This is typical of the way functions are written in more advanced math, with the first line giving the domain (R^3) of the function and the range of the function (R^1) and the second line giving what happens to a typical element of the domain on application of the function to it.

O’Neill assumes that all the functions on domain R^3 have continuous derivatives of all orders.  So the functions are smooth, differentiable or C^infinity — take your pick — they are equivalent.

The assumption of differentiability means that you have some mechanism for seeing how close two points are to each other.  He doesn’t say it until later, but this assumes the usual distance metric using the Pythagorean theorem — if you’ve taken calc. 101 you know what these are.

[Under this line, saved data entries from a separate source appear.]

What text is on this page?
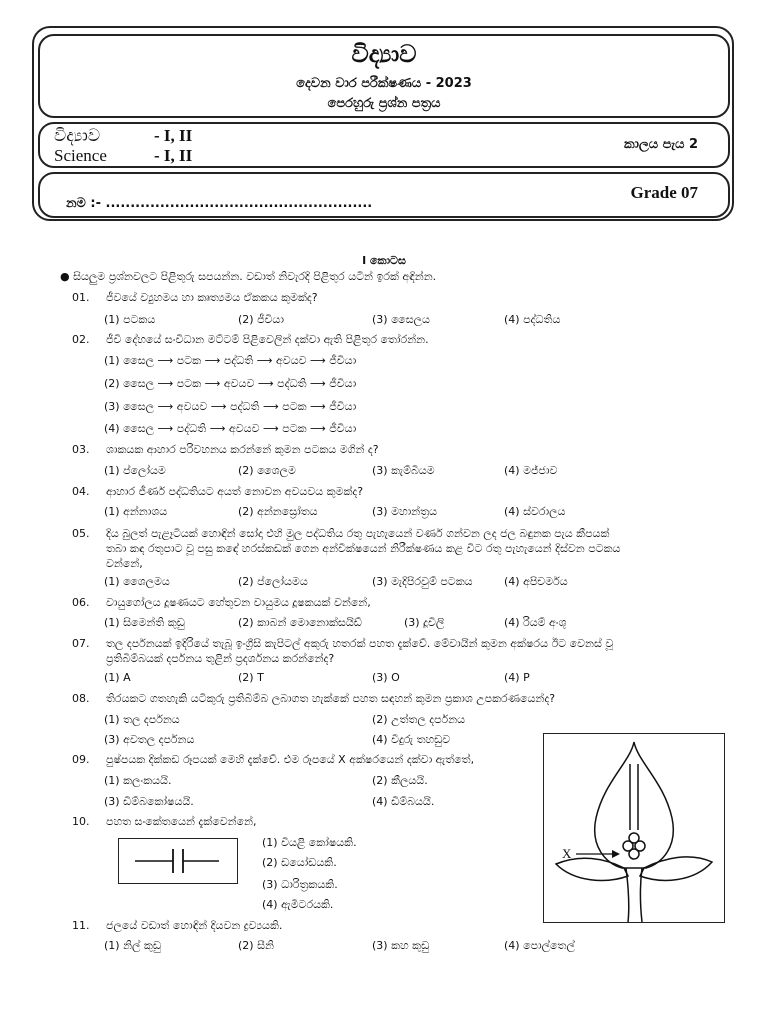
විද්‍යාව
දෙවන වාර පරීක්ෂණය - 2023
පෙරහුරු ප්‍රශ්න පත්‍රය
විද්‍යාව	- I, II
Science	- I, II
කාලය පැය 2
Grade 07
නම :- ......................................................
I කොටස
● සියලුම ප්‍රශ්නවලට පිළිතුරු සපයන්න. වඩාත් නිවැරදි පිළිතුර යටින් ඉරක් අඳින්න.
01. ජීවයේ ව්‍යුහමය හා කෘත්‍යමය ඒකකය කුමක්ද?
(1) පටකය	(2) ජීවියා	(3) සෛලය	(4) පද්ධතිය
02. ජීවී දේහයේ සංවිධාන මට්ටම් පිළිවෙලින් දක්වා ඇති පිළිතුර තෝරන්න.
(1) සෛල ⟶ පටක ⟶ පද්ධති ⟶ අවයව ⟶ ජීවියා
(2) සෛල ⟶ පටක ⟶ අවයව ⟶ පද්ධති ⟶ ජීවියා
(3) සෛල ⟶ අවයව ⟶ පද්ධති ⟶ පටක ⟶ ජීවියා
(4) සෛල ⟶ පද්ධති ⟶ අවයව ⟶ පටක ⟶ ජීවියා
03. ශාකයක ආහාර පරිවහනය කරන්නේ කුමන පටකය මගින් ද?
(1) ප්ලෝයම	(2) ශෛලම	(3) කැම්බියම	(4) මජ්ජාව
04. ආහාර ජීර්ණ පද්ධතියට අයත් නොවන අවයවය කුමක්ද?
(1) අන්නාශය	(2) අන්නස්‍රෝතය	(3) මහාන්ත්‍රය	(4) ස්වරාලය
05. දිය බුලත් පැළෑටියක් හොඳින් සෝදා එහි මුල පද්ධතිය රතු පැහැයෙන් වර්ණ ගන්වන ලද ජල බඳුනක පැය කීපයක්
තබා කඳ රතුපාට වූ පසු කඳේ හරස්කඩක් ගෙන අන්වීක්ෂයෙන් නිරීක්ෂණය කළ විට රතු පැහැයෙන් දිස්වන පටකය
වන්නේ,
(1) ශෛලමය	(2) ප්ලෝයමය	(3) මැදිපිරවුම් පටකය	(4) අපිචර්මය
06. වායුගෝලය දූෂණයට හේතුවන වායුමය දූෂකයක් වන්නේ,
(1) සිමෙන්ති කුඩු	(2) කාබන් මොනොක්සයිඩ්	(3) දූවිලි	(4) රියම් අංශු
07. තල දර්පනයක් ඉදිරියේ තැබූ ඉංග්‍රීසි කැපිටල් අකුරු හතරක් පහත දැක්වේ. මේවායින් කුමන අක්ෂරය ඊට වෙනස් වූ
ප්‍රතිබිම්බයක් දර්පනය තුළින් ප්‍රදර්ශනය කරන්නේද?
(1) A	(2) T	(3) O	(4) P
08. තිරයකට ගතහැකි යටිකුරු ප්‍රතිබිම්බ ලබාගත හැක්කේ පහත සඳහන් කුමන ප්‍රකාශ උපකරණයෙන්ද?
(1) තල දර්පනය	(2) උත්තල දර්පනය
(3) අවතල දර්පනය	(4) වීදුරු තහඩුව
09. පුෂ්පයක දික්කඩ රූපයක් මෙහි දැක්වේ. එම රූපයේ X අක්ෂරයෙන් දක්වා ඇත්තේ,
(1) කලංකයයි.	(2) කීලයයි.
(3) ඩිම්බකෝෂයයි.	(4) ඩිම්බයයි.
X
10. පහත සංකේතයෙන් දැක්වෙන්නේ,
(1) වියළි කෝෂයකි.
(2) ඩයෝඩයකි.
(3) ධාරිත්‍රකයකි.
(4) ඇමීටරයකි.
11. ජලයේ වඩාත් හොඳින් දියවන ද්‍රව්‍යයකි.
(1) නිල් කුඩු	(2) සීනි	(3) කහ කුඩු	(4) පොල්තෙල්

For mental visualization it’s better to think of the function as from R^2 (x and y variables — e.g,. the Euclidean plane) to the real numbers.  This is the classic topographic map, which tells how high over the ground you are at each point.

Now at last we’re getting close to (∂f/∂x)dx + (∂f/∂y)dy + (∂f/∂z)dz.

So now you’re on a ridge ascending to the summit of your favorite mountain.  The height function tells you how high your are where you’re standing (call this point p), but what you really want to know is which way to go to get to the peak.  You want to find a direction in which height is increasing.   Enter the directional derivative (of the height function)  Clearly height drops off on either side of the ridge and increases or decreases along the ridge.   Equally clearly there is no single directional derivative here (as there would be for a function g : R^1 –> R^1).  The directional derivative  depends on p (where you are) and v the direction you choose — this is why O’Neill defines tangent vectors by two points (p, and v)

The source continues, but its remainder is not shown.